Raised to be obedient by a stern grandmother in a blue-collar town in Massachusetts, Rosie accepts a scholarship to art school in New York City in the 1980s. One morning at a museum, she meets a worldly man twenty years her senior, with access to the upper crust of New England society. Bennett is dashing, knows that “polo” refers only to ponies, teaches her which direction to spoon soup, and tells of exotic escapades with Truman Capote and Hunter S. Thompson. Soon, Rosie is living with him on a swanky estate on Connecticut’s Gold Coast, naively in sway to his moral ambivalence.
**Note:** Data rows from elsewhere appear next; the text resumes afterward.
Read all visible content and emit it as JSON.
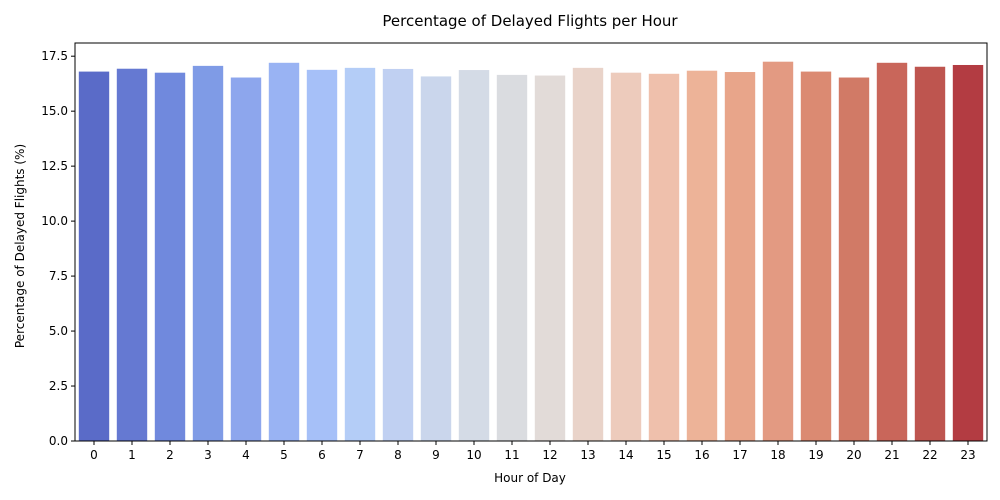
{
  "chart_data": {
    "type": "bar",
    "title": "Percentage of Delayed Flights per Hour",
    "xlabel": "Hour of Day",
    "ylabel": "Percentage of Delayed Flights (%)",
    "categories": [
      "0",
      "1",
      "2",
      "3",
      "4",
      "5",
      "6",
      "7",
      "8",
      "9",
      "10",
      "11",
      "12",
      "13",
      "14",
      "15",
      "16",
      "17",
      "18",
      "19",
      "20",
      "21",
      "22",
      "23"
    ],
    "values": [
      16.8,
      16.93,
      16.75,
      17.06,
      16.53,
      17.2,
      16.88,
      16.97,
      16.92,
      16.58,
      16.87,
      16.65,
      16.62,
      16.97,
      16.75,
      16.7,
      16.84,
      16.78,
      17.25,
      16.8,
      16.53,
      17.2,
      17.02,
      17.1
    ],
    "yticks": [
      "0.0",
      "2.5",
      "5.0",
      "7.5",
      "10.0",
      "12.5",
      "15.0",
      "17.5"
    ],
    "ylim": [
      0,
      18.1
    ],
    "grid": false,
    "colormap": "coolwarm",
    "colors": [
      "#5a6bc8",
      "#6579d2",
      "#7089dd",
      "#7f9be6",
      "#8da6ed",
      "#99b3f3",
      "#a6c0f8",
      "#b4cdf7",
      "#c0d0f2",
      "#cad6ec",
      "#d4dbe6",
      "#dadce0",
      "#e2dbd8",
      "#e9d3c9",
      "#edcbbc",
      "#efc0ac",
      "#edb398",
      "#e8a58a",
      "#e39a82",
      "#db8a72",
      "#d17a66",
      "#c9665a",
      "#be554f",
      "#b33c42"
    ]
  }
}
A daughter — Miranda — is born, just as his current con goes awry forcing them to abscond in the middle of the night to the untamed wilderness of northern Vermont.
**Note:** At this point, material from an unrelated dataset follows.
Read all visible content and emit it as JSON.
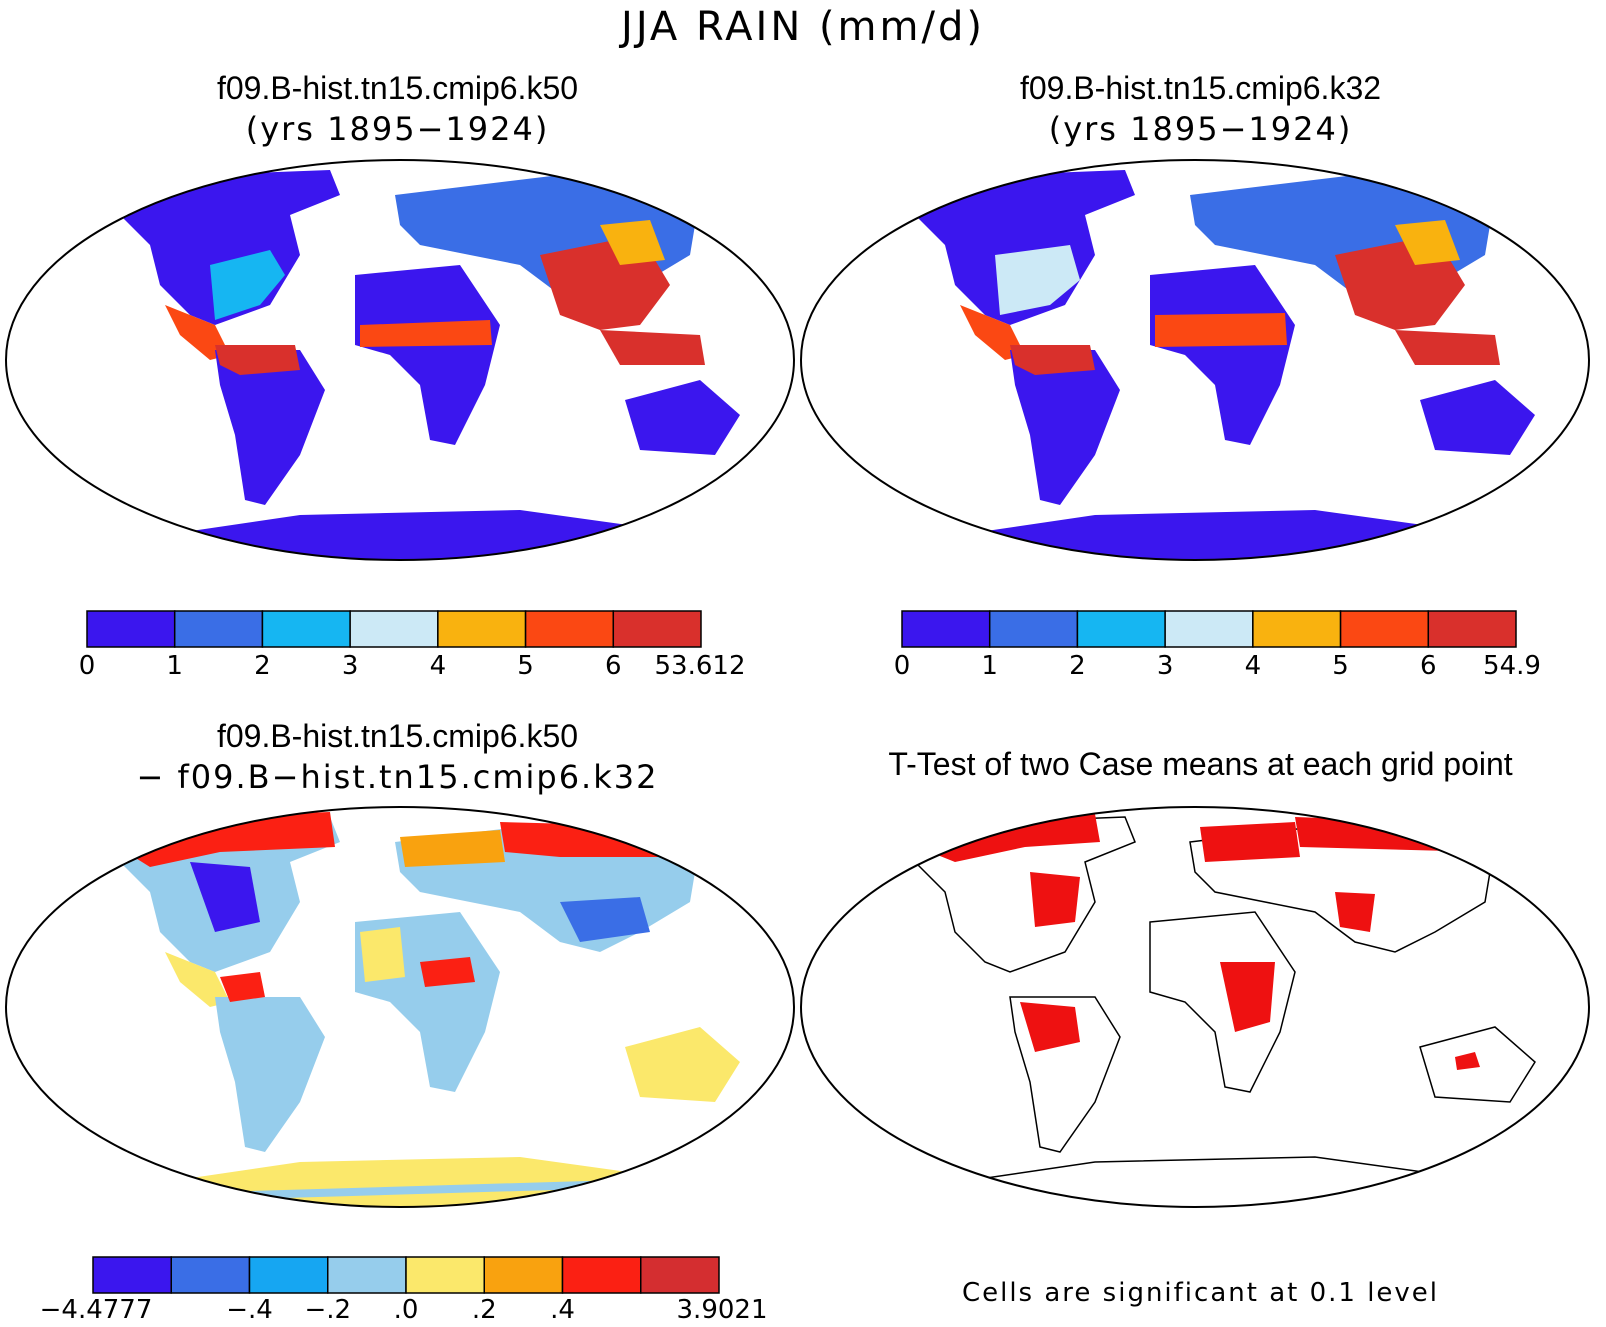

Almost immediately, Bennett abandons them in an uninsulated cabin without a car or cash for weeks at a time, so he can tend a teaching job that may or may not exist at an elite college. Rosie is forced to care for her young daughter alone, and to tackle the stubborn intricacies of the wood stove, snowshoe into town, hunt for wild game, and forage in the forest. As Rosie and Miranda’s life gradually begins to normalize, Bennett’s schemes turn malevolent, and Rosie must at last confront his twisted deceptions. Her actions have far-reaching and perilous consequences.
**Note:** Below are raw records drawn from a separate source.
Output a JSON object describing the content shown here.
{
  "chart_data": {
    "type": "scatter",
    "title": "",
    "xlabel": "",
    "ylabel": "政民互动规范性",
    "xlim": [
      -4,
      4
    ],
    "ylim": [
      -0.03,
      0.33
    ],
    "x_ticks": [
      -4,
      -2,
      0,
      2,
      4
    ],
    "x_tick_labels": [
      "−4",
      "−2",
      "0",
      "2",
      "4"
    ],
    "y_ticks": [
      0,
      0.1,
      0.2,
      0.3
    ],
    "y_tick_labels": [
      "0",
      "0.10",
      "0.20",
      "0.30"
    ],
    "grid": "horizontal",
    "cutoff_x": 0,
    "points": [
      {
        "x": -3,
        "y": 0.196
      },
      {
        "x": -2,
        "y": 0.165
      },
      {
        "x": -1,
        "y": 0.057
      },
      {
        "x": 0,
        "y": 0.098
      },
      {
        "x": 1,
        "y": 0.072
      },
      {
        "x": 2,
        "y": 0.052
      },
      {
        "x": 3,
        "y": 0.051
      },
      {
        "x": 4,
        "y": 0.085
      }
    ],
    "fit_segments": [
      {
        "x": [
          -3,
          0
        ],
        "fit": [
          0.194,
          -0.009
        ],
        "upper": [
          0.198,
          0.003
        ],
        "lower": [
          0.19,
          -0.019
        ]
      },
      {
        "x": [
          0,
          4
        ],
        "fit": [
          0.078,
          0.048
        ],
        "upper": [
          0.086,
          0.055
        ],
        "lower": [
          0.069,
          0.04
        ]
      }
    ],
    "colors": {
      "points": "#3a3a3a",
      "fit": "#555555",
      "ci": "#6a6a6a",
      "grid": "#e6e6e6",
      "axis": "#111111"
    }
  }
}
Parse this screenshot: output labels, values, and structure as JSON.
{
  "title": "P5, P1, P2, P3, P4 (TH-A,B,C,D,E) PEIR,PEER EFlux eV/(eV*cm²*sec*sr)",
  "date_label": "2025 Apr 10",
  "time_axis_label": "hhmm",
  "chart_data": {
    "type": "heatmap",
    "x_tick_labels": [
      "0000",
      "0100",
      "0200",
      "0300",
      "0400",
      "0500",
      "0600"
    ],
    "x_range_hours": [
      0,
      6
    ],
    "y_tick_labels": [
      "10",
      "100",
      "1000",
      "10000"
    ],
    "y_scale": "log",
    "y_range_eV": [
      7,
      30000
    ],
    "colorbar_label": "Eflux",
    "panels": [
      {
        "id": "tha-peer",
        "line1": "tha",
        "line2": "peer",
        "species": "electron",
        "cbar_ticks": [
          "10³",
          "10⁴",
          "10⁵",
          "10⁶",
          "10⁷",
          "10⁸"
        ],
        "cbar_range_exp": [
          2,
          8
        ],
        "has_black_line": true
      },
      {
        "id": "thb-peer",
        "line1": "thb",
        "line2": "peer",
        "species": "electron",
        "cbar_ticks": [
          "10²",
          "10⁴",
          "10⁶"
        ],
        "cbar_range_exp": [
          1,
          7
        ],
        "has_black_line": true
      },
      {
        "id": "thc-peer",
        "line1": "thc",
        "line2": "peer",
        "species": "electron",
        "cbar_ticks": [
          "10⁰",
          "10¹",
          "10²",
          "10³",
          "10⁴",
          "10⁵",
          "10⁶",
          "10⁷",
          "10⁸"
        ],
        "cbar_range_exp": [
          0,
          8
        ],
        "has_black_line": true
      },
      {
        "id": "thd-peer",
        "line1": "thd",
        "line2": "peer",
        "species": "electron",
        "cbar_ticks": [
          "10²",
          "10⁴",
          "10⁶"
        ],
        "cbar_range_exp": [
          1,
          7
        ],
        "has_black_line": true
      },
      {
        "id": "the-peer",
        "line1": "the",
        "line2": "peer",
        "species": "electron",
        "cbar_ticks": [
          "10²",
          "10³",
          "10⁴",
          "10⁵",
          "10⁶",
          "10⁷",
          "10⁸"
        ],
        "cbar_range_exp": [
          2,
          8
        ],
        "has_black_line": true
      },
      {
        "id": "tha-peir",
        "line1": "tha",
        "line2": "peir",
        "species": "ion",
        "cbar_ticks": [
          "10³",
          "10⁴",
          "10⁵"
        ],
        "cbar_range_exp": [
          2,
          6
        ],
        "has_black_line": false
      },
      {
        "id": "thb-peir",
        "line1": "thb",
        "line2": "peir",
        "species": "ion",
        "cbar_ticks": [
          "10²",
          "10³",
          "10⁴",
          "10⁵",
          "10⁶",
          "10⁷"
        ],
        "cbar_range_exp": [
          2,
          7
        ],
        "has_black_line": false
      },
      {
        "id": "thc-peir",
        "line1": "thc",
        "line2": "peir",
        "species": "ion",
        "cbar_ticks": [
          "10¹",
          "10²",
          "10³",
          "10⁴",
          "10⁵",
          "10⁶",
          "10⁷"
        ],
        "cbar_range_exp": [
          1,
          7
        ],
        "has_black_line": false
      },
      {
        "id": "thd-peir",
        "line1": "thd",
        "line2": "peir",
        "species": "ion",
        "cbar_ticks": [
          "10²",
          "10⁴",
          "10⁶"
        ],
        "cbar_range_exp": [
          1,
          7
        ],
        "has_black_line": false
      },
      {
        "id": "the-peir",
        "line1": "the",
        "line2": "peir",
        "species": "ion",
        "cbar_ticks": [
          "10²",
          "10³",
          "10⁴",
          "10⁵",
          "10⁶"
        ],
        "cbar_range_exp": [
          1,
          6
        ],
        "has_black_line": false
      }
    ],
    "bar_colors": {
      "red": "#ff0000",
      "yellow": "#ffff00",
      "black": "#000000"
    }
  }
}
An astounding new literary thriller from a celebrated author at the height of her storytelling prowess, The Hare bravely considers a woman’s inherent sense of obligation – sexual and emotional – to the male hierarchy, and deserves to be part of our conversation as we reckon with #MeToo and the Brett Kavanaugh Supreme Court confirmation hearing. Rosie Monroe emerges as an authentic, tarnished feminist heroine.